Showing that $M(xy) = M(x) + M(y)$ where $y$ is a constant for $M(x) = \int_1^x {1\over t}{d \over dt}$

Question

I'm given a function $M: (0, \infty) \to R$ such that $M(x) = \int_1^x {1\over t}{d \over dt}$. I'm told I have to use differentiation to solve this problem.

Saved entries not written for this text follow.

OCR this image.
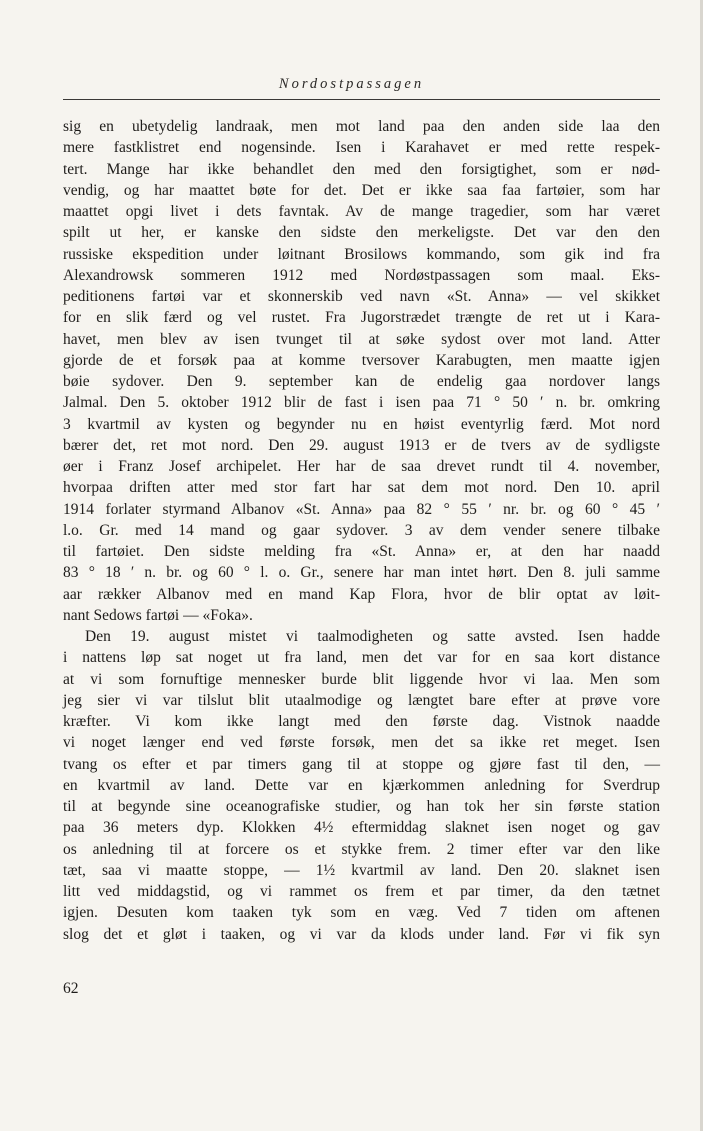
Nordostpassagen
sig en ubetydelig landraak, men mot land paa den anden side laa den
mere fastklistret end nogensinde. Isen i Karahavet er med rette respek-
tert. Mange har ikke behandlet den med den forsigtighet, som er nød-
vendig, og har maattet bøte for det. Det er ikke saa faa fartøier, som har
maattet opgi livet i dets favntak. Av de mange tragedier, som har været
spilt ut her, er kanske den sidste den merkeligste. Det var den den
russiske ekspedition under løitnant Brosilows kommando, som gik ind fra
Alexandrowsk sommeren 1912 med Nordøstpassagen som maal. Eks-
peditionens fartøi var et skonnerskib ved navn «St. Anna» — vel skikket
for en slik færd og vel rustet. Fra Jugorstrædet trængte de ret ut i Kara-
havet, men blev av isen tvunget til at søke sydost over mot land. Atter
gjorde de et forsøk paa at komme tversover Karabugten, men maatte igjen
bøie sydover. Den 9. september kan de endelig gaa nordover langs
Jalmal. Den 5. oktober 1912 blir de fast i isen paa 71 ° 50 ′ n. br. omkring
3 kvartmil av kysten og begynder nu en høist eventyrlig færd. Mot nord
bærer det, ret mot nord. Den 29. august 1913 er de tvers av de sydligste
øer i Franz Josef archipelet. Her har de saa drevet rundt til 4. november,
hvorpaa driften atter med stor fart har sat dem mot nord. Den 10. april
1914 forlater styrmand Albanov «St. Anna» paa 82 ° 55 ′ nr. br. og 60 ° 45 ′
l.o. Gr. med 14 mand og gaar sydover. 3 av dem vender senere tilbake
til fartøiet. Den sidste melding fra «St. Anna» er, at den har naadd
83 ° 18 ′ n. br. og 60 ° l. o. Gr., senere har man intet hørt. Den 8. juli samme
aar rækker Albanov med en mand Kap Flora, hvor de blir optat av løit-
nant Sedows fartøi — «Foka».
Den 19. august mistet vi taalmodigheten og satte avsted. Isen hadde
i nattens løp sat noget ut fra land, men det var for en saa kort distance
at vi som fornuftige mennesker burde blit liggende hvor vi laa. Men som
jeg sier vi var tilslut blit utaalmodige og længtet bare efter at prøve vore
kræfter. Vi kom ikke langt med den første dag. Vistnok naadde
vi noget længer end ved første forsøk, men det sa ikke ret meget. Isen
tvang os efter et par timers gang til at stoppe og gjøre fast til den, —
en kvartmil av land. Dette var en kjærkommen anledning for Sverdrup
til at begynde sine oceanografiske studier, og han tok her sin første station
paa 36 meters dyp. Klokken 4½ eftermiddag slaknet isen noget og gav
os anledning til at forcere os et stykke frem. 2 timer efter var den like
tæt, saa vi maatte stoppe, — 1½ kvartmil av land. Den 20. slaknet isen
litt ved middagstid, og vi rammet os frem et par timer, da den tætnet
igjen. Desuten kom taaken tyk som en væg. Ved 7 tiden om aftenen
slog det et gløt i taaken, og vi var da klods under land. Før vi fik syn
62
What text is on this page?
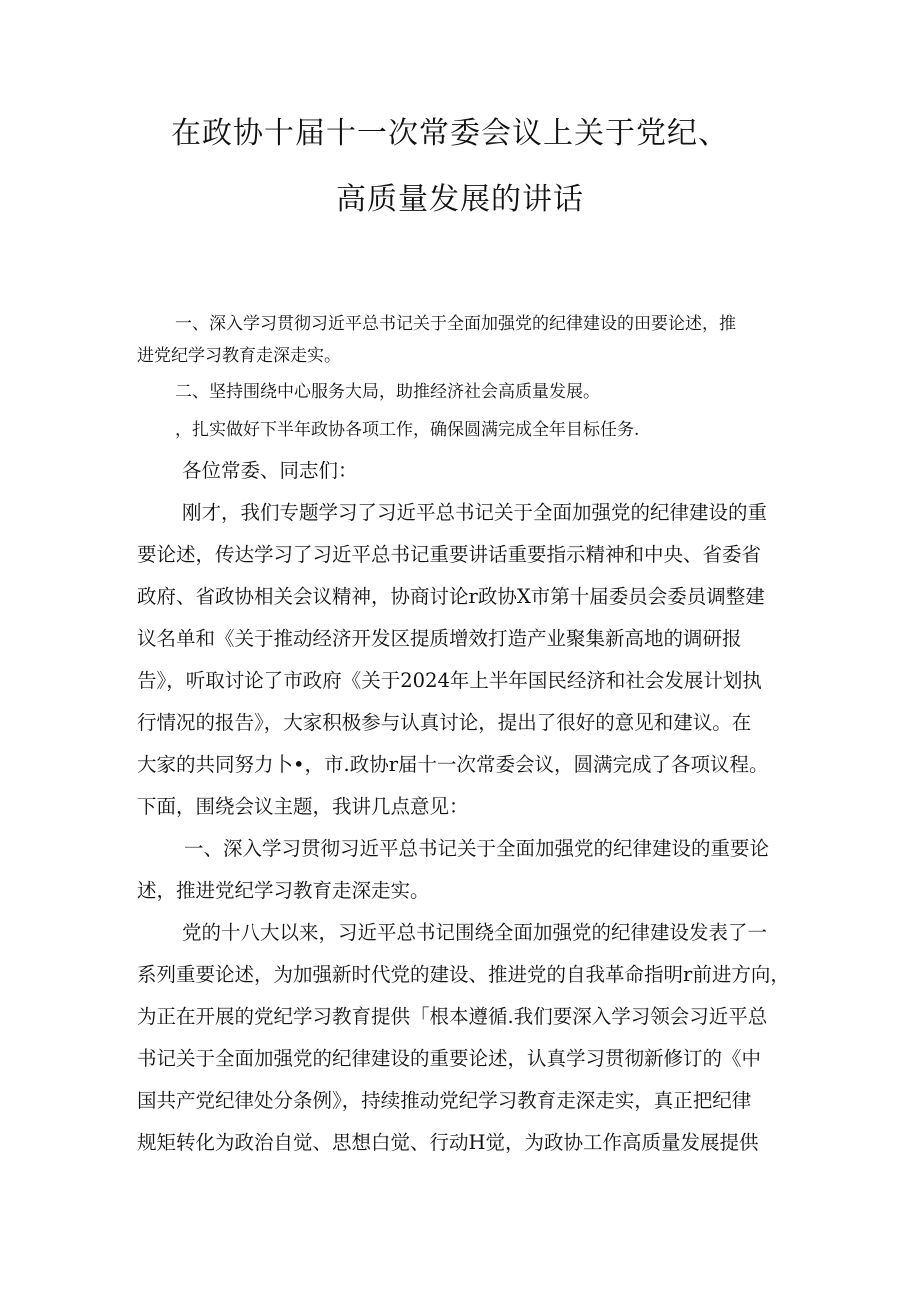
在政协十届十一次常委会议上关于党纪、
高质量发展的讲话
一、深入学习贯彻习近平总书记关于全面加强党的纪律建设的田要论述，推
进党纪学习教育走深走实。
二、坚持围绕中心服务大局，助推经济社会高质量发展。
，扎实做好下半年政协各项工作，确保圆满完成全年目标任务.
各位常委、同志们：
刚才，我们专题学习了习近平总书记关于全面加强党的纪律建设的重
要论述，传达学习了习近平总书记重要讲话重要指示精神和中央、省委省
政府、省政协相关会议精神，协商讨论r政协X市第十届委员会委员调整建
议名单和《关于推动经济开发区提质增效打造产业聚集新高地的调研报
告》，听取讨论了市政府《关于2024年上半年国民经济和社会发展计划执
行情况的报告》，大家积极参与认真讨论，提出了很好的意见和建议。在
大家的共同努力卜•，市.政协r届十一次常委会议，圆满完成了各项议程。
下面，围绕会议主题，我讲几点意见：
一、深入学习贯彻习近平总书记关于全面加强党的纪律建设的重要论
述，推进党纪学习教育走深走实。
党的十八大以来，习近平总书记围绕全面加强党的纪律建设发表了一
系列重要论述，为加强新时代党的建设、推进党的自我革命指明r前进方向，
为正在开展的党纪学习教育提供「根本遵循.我们要深入学习领会习近平总
书记关于全面加强党的纪律建设的重要论述，认真学习贯彻新修订的《中
国共产党纪律处分条例》，持续推动党纪学习教育走深走实，真正把纪律
规矩转化为政治自觉、思想白觉、行动H觉，为政协工作高质量发展提供
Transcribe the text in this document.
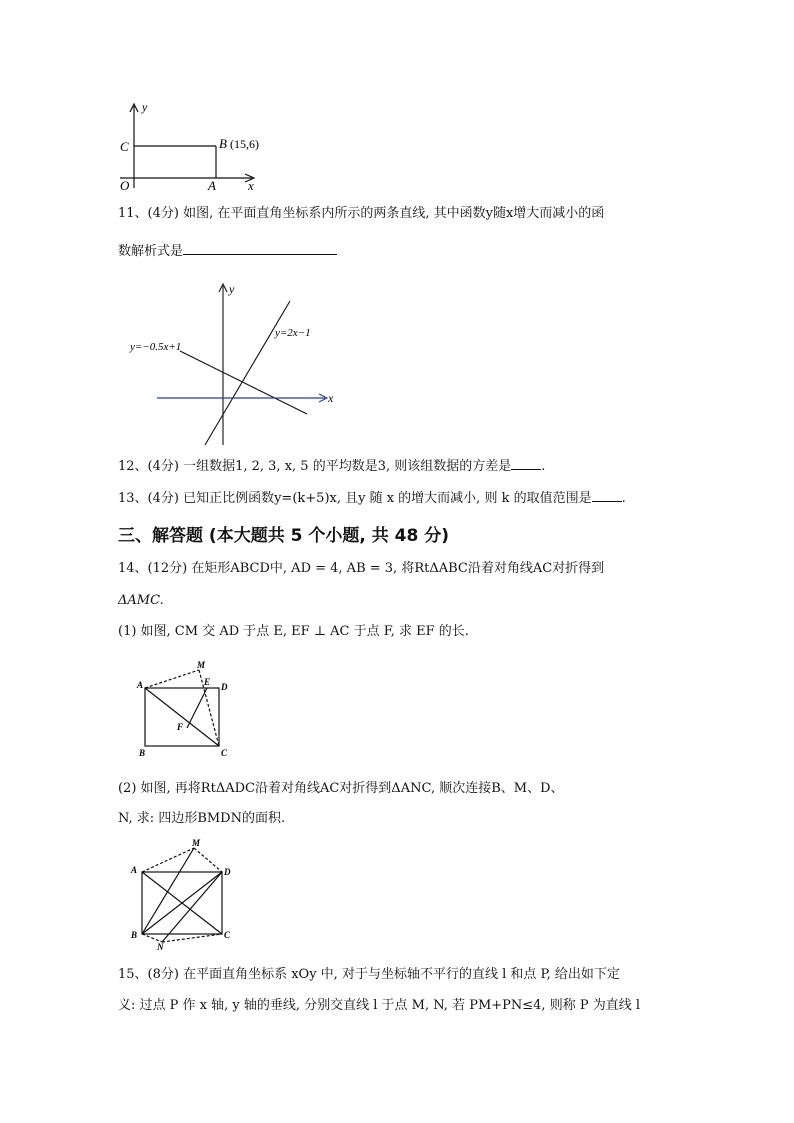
y
x
C	B (15,6)
O	A
11、(4分) 如图, 在平面直角坐标系内所示的两条直线, 其中函数y随x增大而减小的函
数解析式是
y
x
y=2x−1
y=−0.5x+1
12、(4分) 一组数据1, 2, 3, x, 5 的平均数是3, 则该组数据的方差是 .
13、(4分) 已知正比例函数y=(k+5)x, 且y 随 x 的增大而减小, 则 k 的取值范围是 .
三、解答题 (本大题共 5 个小题, 共 48 分)
14、(12分) 在矩形ABCD中, AD = 4, AB = 3, 将RtΔABC沿着对角线AC对折得到
ΔAMC.
(1) 如图, CM 交 AD 于点 E, EF ⊥ AC 于点 F, 求 EF 的长.
A
M
E D
F
B	C
(2) 如图, 再将RtΔADC沿着对角线AC对折得到ΔANC, 顺次连接B、M、D、
N, 求: 四边形BMDN的面积.
A
M
D
B
N
C
15、(8分) 在平面直角坐标系 xOy 中, 对于与坐标轴不平行的直线 l 和点 P, 给出如下定
义: 过点 P 作 x 轴, y 轴的垂线, 分别交直线 l 于点 M, N, 若 PM+PN≤4, 则称 P 为直线 l
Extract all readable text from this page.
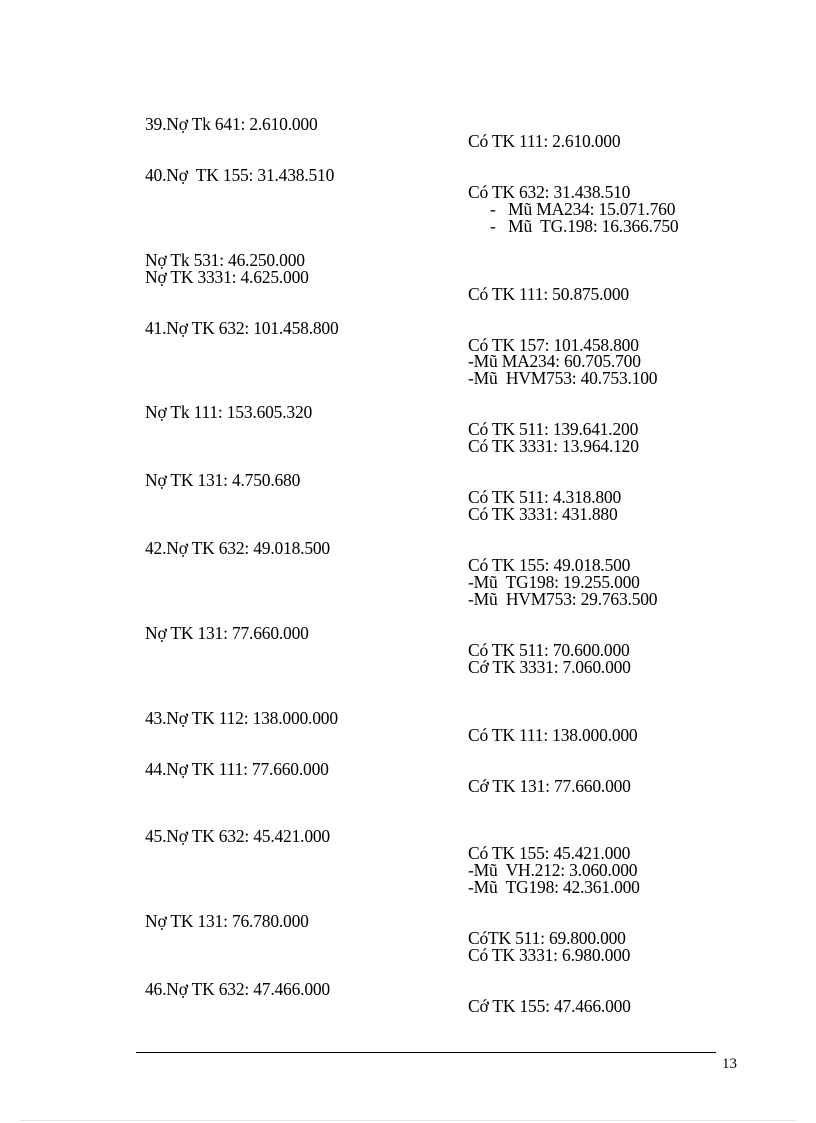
39.Nợ Tk 641: 2.610.000
Có TK 111: 2.610.000
40.Nợ  TK 155: 31.438.510
Có TK 632: 31.438.510
-   Mũ MA234: 15.071.760
-   Mũ  TG.198: 16.366.750
Nợ Tk 531: 46.250.000
Nợ TK 3331: 4.625.000
Có TK 111: 50.875.000
41.Nợ TK 632: 101.458.800
Có TK 157: 101.458.800
-Mũ MA234: 60.705.700
-Mũ  HVM753: 40.753.100
Nợ Tk 111: 153.605.320
Có TK 511: 139.641.200
Có TK 3331: 13.964.120
Nợ TK 131: 4.750.680
Có TK 511: 4.318.800
Có TK 3331: 431.880
42.Nợ TK 632: 49.018.500
Có TK 155: 49.018.500
-Mũ  TG198: 19.255.000
-Mũ  HVM753: 29.763.500
Nợ TK 131: 77.660.000
Có TK 511: 70.600.000
Cớ TK 3331: 7.060.000
43.Nợ TK 112: 138.000.000
Có TK 111: 138.000.000
44.Nợ TK 111: 77.660.000
Cớ TK 131: 77.660.000
45.Nợ TK 632: 45.421.000
Có TK 155: 45.421.000
-Mũ  VH.212: 3.060.000
-Mũ  TG198: 42.361.000
Nợ TK 131: 76.780.000
CóTK 511: 69.800.000
Có TK 3331: 6.980.000
46.Nợ TK 632: 47.466.000
Cớ TK 155: 47.466.000
13
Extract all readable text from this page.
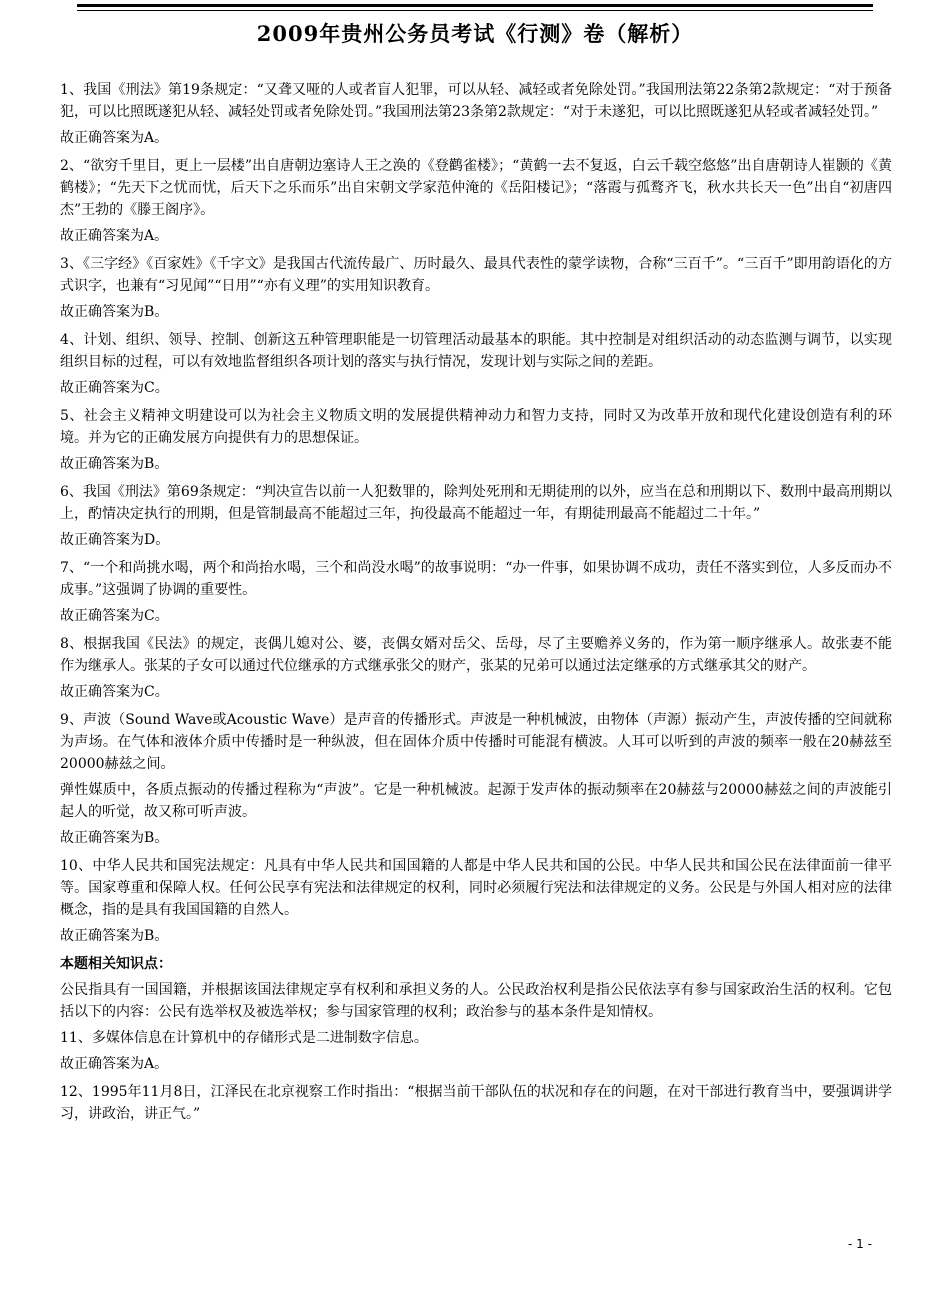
2009年贵州公务员考试《行测》卷（解析）

1、我国《刑法》第19条规定：“又聋又哑的人或者盲人犯罪，可以从轻、减轻或者免除处罚。”我国刑法第22条第2款规定：“对于预备犯，可以比照既遂犯从轻、减轻处罚或者免除处罚。”我国刑法第23条第2款规定：“对于未遂犯，可以比照既遂犯从轻或者减轻处罚。”

故正确答案为A。

2、“欲穷千里目，更上一层楼”出自唐朝边塞诗人王之涣的《登鹳雀楼》；“黄鹤一去不复返，白云千载空悠悠”出自唐朝诗人崔颢的《黄鹤楼》；“先天下之忧而忧，后天下之乐而乐”出自宋朝文学家范仲淹的《岳阳楼记》；“落霞与孤鹜齐飞，秋水共长天一色”出自“初唐四杰”王勃的《滕王阁序》。

故正确答案为A。

3、《三字经》《百家姓》《千字文》是我国古代流传最广、历时最久、最具代表性的蒙学读物，合称“三百千”。“三百千”即用韵语化的方式识字，也兼有“习见闻”“日用”“亦有义理”的实用知识教育。

故正确答案为B。

4、计划、组织、领导、控制、创新这五种管理职能是一切管理活动最基本的职能。其中控制是对组织活动的动态监测与调节，以实现组织目标的过程，可以有效地监督组织各项计划的落实与执行情况，发现计划与实际之间的差距。

故正确答案为C。

5、社会主义精神文明建设可以为社会主义物质文明的发展提供精神动力和智力支持，同时又为改革开放和现代化建设创造有利的环境。并为它的正确发展方向提供有力的思想保证。

故正确答案为B。

6、我国《刑法》第69条规定：“判决宣告以前一人犯数罪的，除判处死刑和无期徒刑的以外，应当在总和刑期以下、数刑中最高刑期以上，酌情决定执行的刑期，但是管制最高不能超过三年，拘役最高不能超过一年，有期徒刑最高不能超过二十年。”

故正确答案为D。

7、“一个和尚挑水喝，两个和尚抬水喝，三个和尚没水喝”的故事说明：“办一件事，如果协调不成功，责任不落实到位，人多反而办不成事。”这强调了协调的重要性。

故正确答案为C。

8、根据我国《民法》的规定，丧偶儿媳对公、婆，丧偶女婿对岳父、岳母，尽了主要赡养义务的，作为第一顺序继承人。故张妻不能作为继承人。张某的子女可以通过代位继承的方式继承张父的财产，张某的兄弟可以通过法定继承的方式继承其父的财产。

故正确答案为C。

9、声波（Sound Wave或Acoustic Wave）是声音的传播形式。声波是一种机械波，由物体（声源）振动产生，声波传播的空间就称为声场。在气体和液体介质中传播时是一种纵波，但在固体介质中传播时可能混有横波。人耳可以听到的声波的频率一般在20赫兹至20000赫兹之间。

弹性媒质中，各质点振动的传播过程称为“声波”。它是一种机械波。起源于发声体的振动频率在20赫兹与20000赫兹之间的声波能引起人的听觉，故又称可听声波。

故正确答案为B。

10、中华人民共和国宪法规定：凡具有中华人民共和国国籍的人都是中华人民共和国的公民。中华人民共和国公民在法律面前一律平等。国家尊重和保障人权。任何公民享有宪法和法律规定的权利，同时必须履行宪法和法律规定的义务。公民是与外国人相对应的法律概念，指的是具有我国国籍的自然人。

故正确答案为B。

本题相关知识点：

公民指具有一国国籍，并根据该国法律规定享有权利和承担义务的人。公民政治权利是指公民依法享有参与国家政治生活的权利。它包括以下的内容：公民有选举权及被选举权；参与国家管理的权利；政治参与的基本条件是知情权。

11、多媒体信息在计算机中的存储形式是二进制数字信息。

故正确答案为A。

12、1995年11月8日，江泽民在北京视察工作时指出：“根据当前干部队伍的状况和存在的问题，在对干部进行教育当中，要强调讲学习，讲政治，讲正气。”

- 1 -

I differentiated $M(xy)$ first, for some constant y, getting ${d\over dx}M(xy) = {1 \over x}.$ So an antiderivative for $M(xy)$ is $M(x) + c$. If I let $c = M(y)$ i get that ${d\over dx}M(xy) = {d \over dx}(M(x) + M(y))$. However, just becaue two functions' derivatives are the same, does not mean that the functions are the same as well. So this is where I get stuck.

Answer 1

$\dfrac{d}{dx}M(xy)=yM'(xy)=y\cdot\dfrac{1}{xy}=\dfrac{1}{x}$, so $\dfrac{d}{dx}M(xy)=\dfrac{d}{dx}M(x)$, then $M(xy)=M(x)+C$, now $M(y)=M(1)+C=C$.

Note that $\dfrac{d}{dx}M(xy)$ should be interpreted as $\dfrac{d}{dx}M\circ\varphi(x)$, where $\varphi(x)=xy$.

Answer 2

To be fair, differentiation is not needed, only a change of variables: $$ M(xy)-M(x)=\int_x^{xy}\frac{dt}{t}=\int_1^y \frac{du}{u}=M(y), $$ where we let $u=t/x$.